O hipercarro elétrico Aspark Owl Roadster foi oficialmente apresentado e destaca-se por combinar potência quase incomparável com design radical. Com 1.953 cavalos e aceleração de 0 a 100 km/h em 1,78 segundos, este veículo pretende redefinir os padrões de desempenho no segmento dos superdesportivos elétricos, segundo o site ‘Motor1.com’.
Sob uma carroçaria de monocoque em fibra de carbono, o Owl Roadster integra quatro motores elétricos independentes, com um binário combinado de 1.920 Nm. O conjunto propulsor permite uma aceleração impressionante — 0 a 100 km/h em 1,78 segundos, 0 a 200 km/h em 4,76 segundos e 0 a 300 km/h em 9,74 segundos. A velocidade máxima teórica alcança 413 km/h, embora para uso em estrada o limite seja 350 km/h.

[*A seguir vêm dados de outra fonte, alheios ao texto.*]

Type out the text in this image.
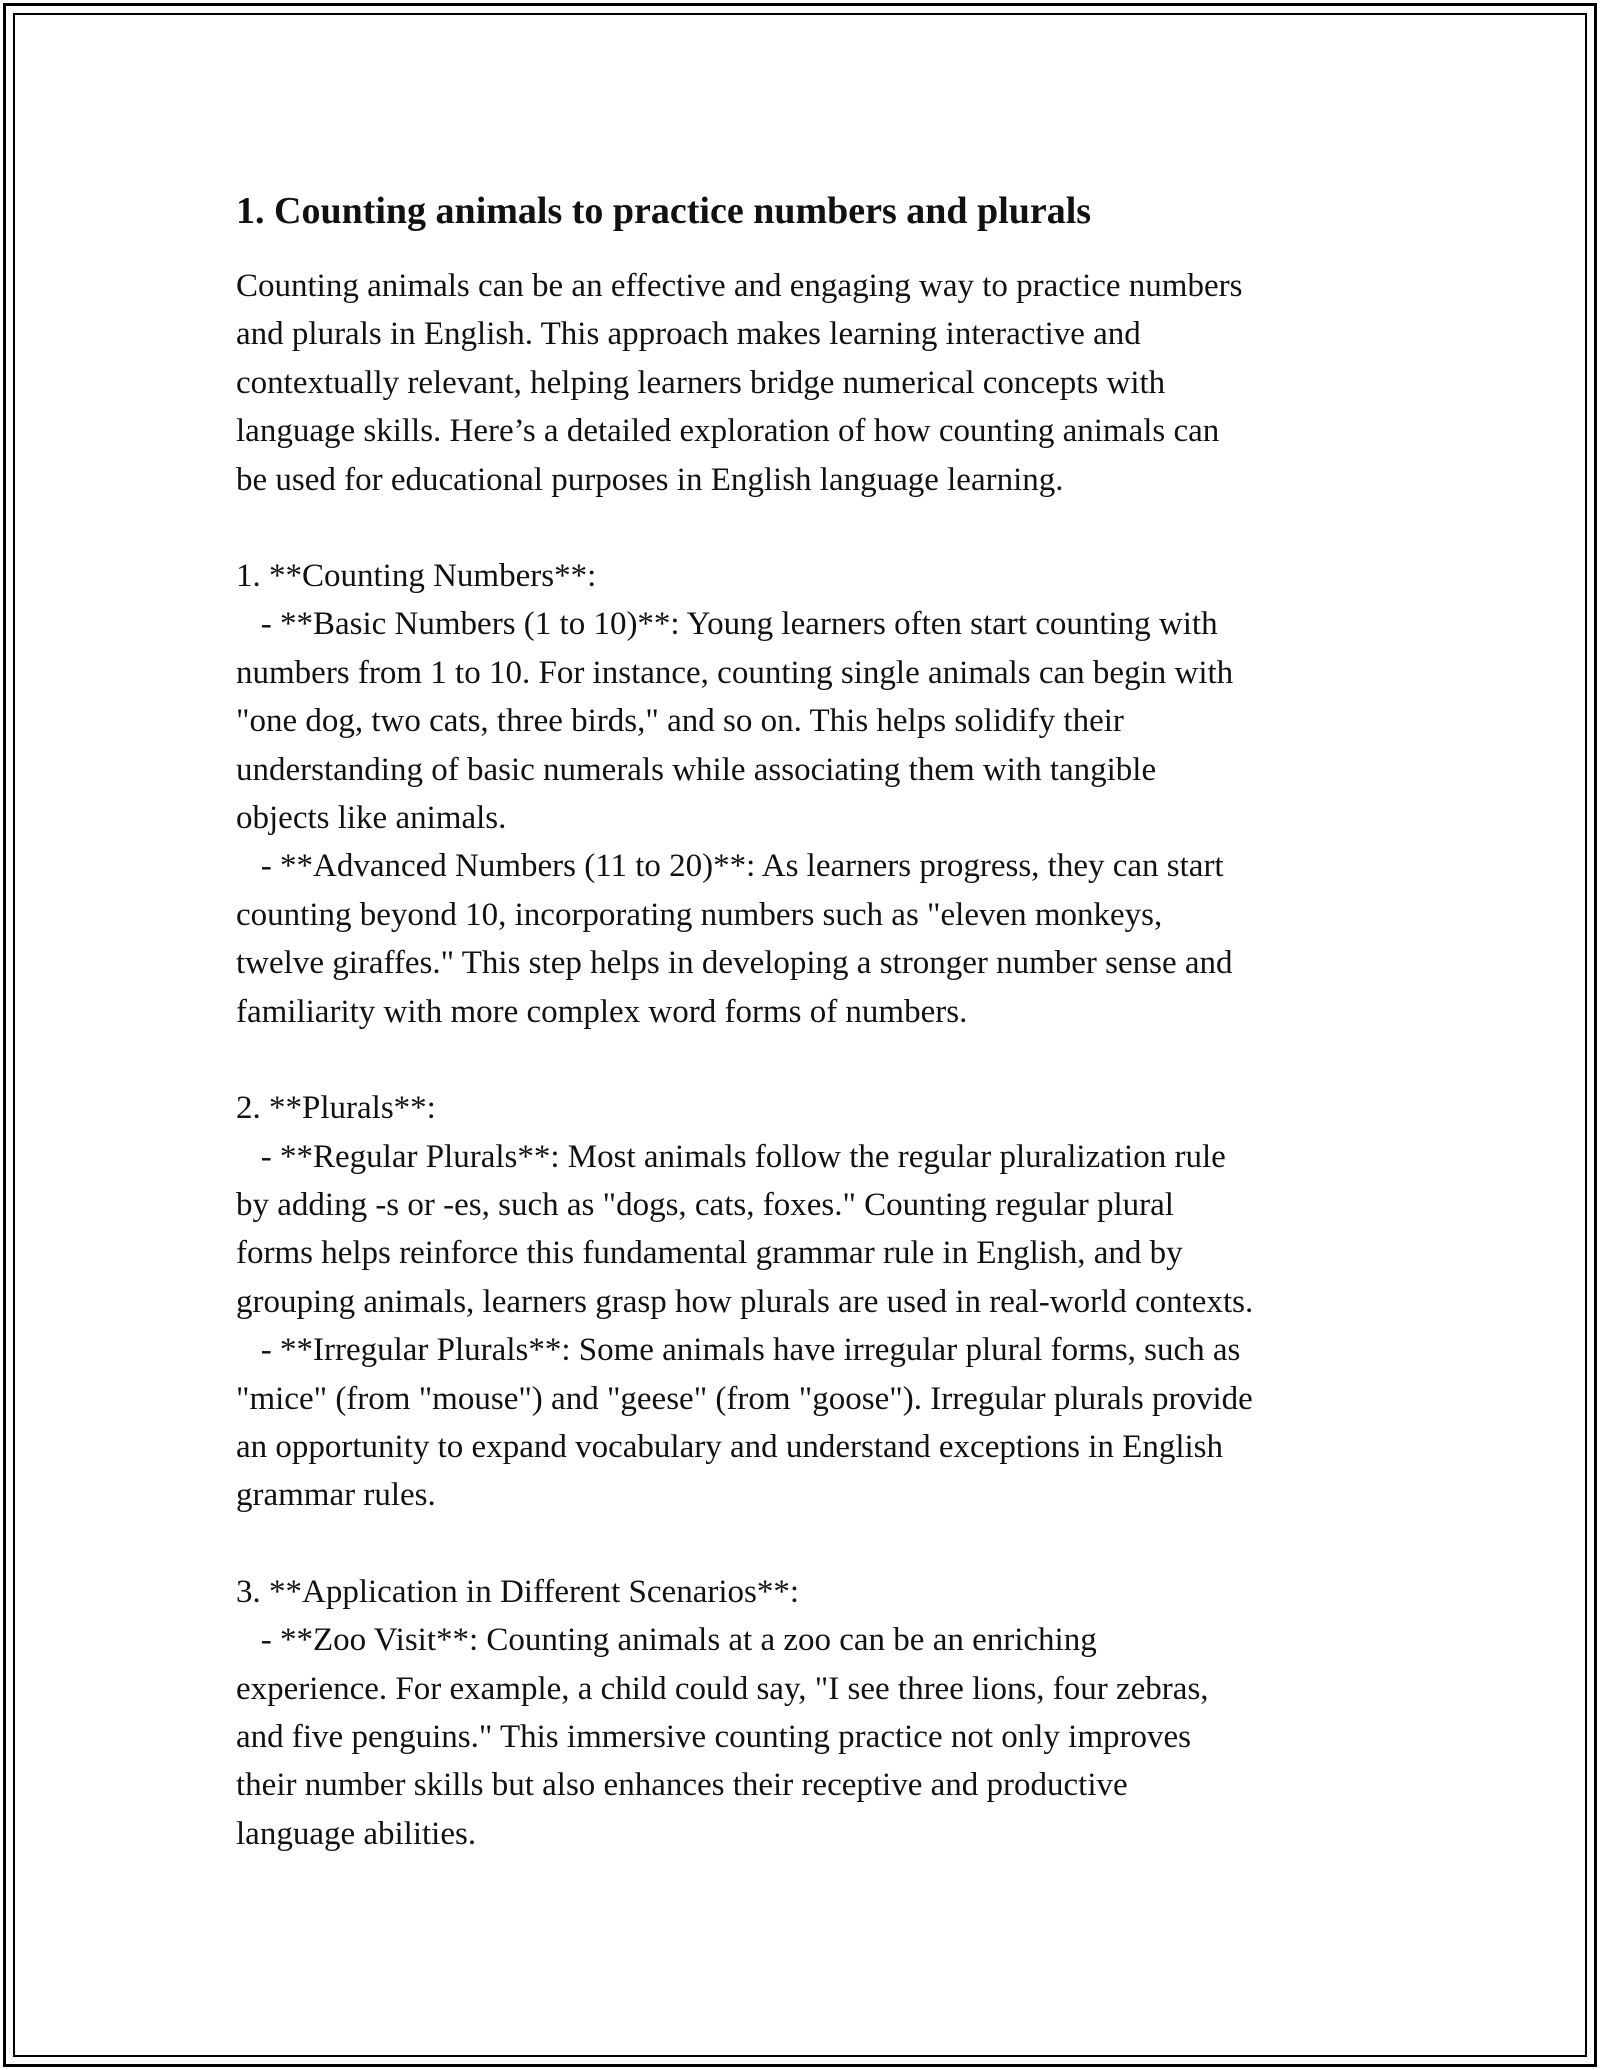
1. Counting animals to practice numbers and plurals
Counting animals can be an effective and engaging way to practice numbers
and plurals in English. This approach makes learning interactive and
contextually relevant, helping learners bridge numerical concepts with
language skills. Here’s a detailed exploration of how counting animals can
be used for educational purposes in English language learning.
1. **Counting Numbers**:
- **Basic Numbers (1 to 10)**: Young learners often start counting with
numbers from 1 to 10. For instance, counting single animals can begin with
"one dog, two cats, three birds," and so on. This helps solidify their
understanding of basic numerals while associating them with tangible
objects like animals.
- **Advanced Numbers (11 to 20)**: As learners progress, they can start
counting beyond 10, incorporating numbers such as "eleven monkeys,
twelve giraffes." This step helps in developing a stronger number sense and
familiarity with more complex word forms of numbers.
2. **Plurals**:
- **Regular Plurals**: Most animals follow the regular pluralization rule
by adding -s or -es, such as "dogs, cats, foxes." Counting regular plural
forms helps reinforce this fundamental grammar rule in English, and by
grouping animals, learners grasp how plurals are used in real-world contexts.
- **Irregular Plurals**: Some animals have irregular plural forms, such as
"mice" (from "mouse") and "geese" (from "goose"). Irregular plurals provide
an opportunity to expand vocabulary and understand exceptions in English
grammar rules.
3. **Application in Different Scenarios**:
- **Zoo Visit**: Counting animals at a zoo can be an enriching
experience. For example, a child could say, "I see three lions, four zebras,
and five penguins." This immersive counting practice not only improves
their number skills but also enhances their receptive and productive
language abilities.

A bateria de 69 kWh oferece uma autonomia acima dos 250 km no ciclo NEDC.
Com peso seco de cerca de 1.900 quilogramas e um chassis leve em carbono, o Owl Roadster beneficia de uma relação peso-potência muito agressiva para os padrões de veículos elétricos de hiper-desempenho.
Design, dinâmica e exclusividade
As máscaras amortecedoras, suspensão de duplo braço oscilante com altura regulável (80–160 mm), travagem com discos em carbono-cerâmica e sistema de vetorização de binário garantem estabilidade e controlo mesmo em acelerações extremas. A aerodinâmica ativa, com asa traseira móvel, reforça a estabilidade a grande velocidade.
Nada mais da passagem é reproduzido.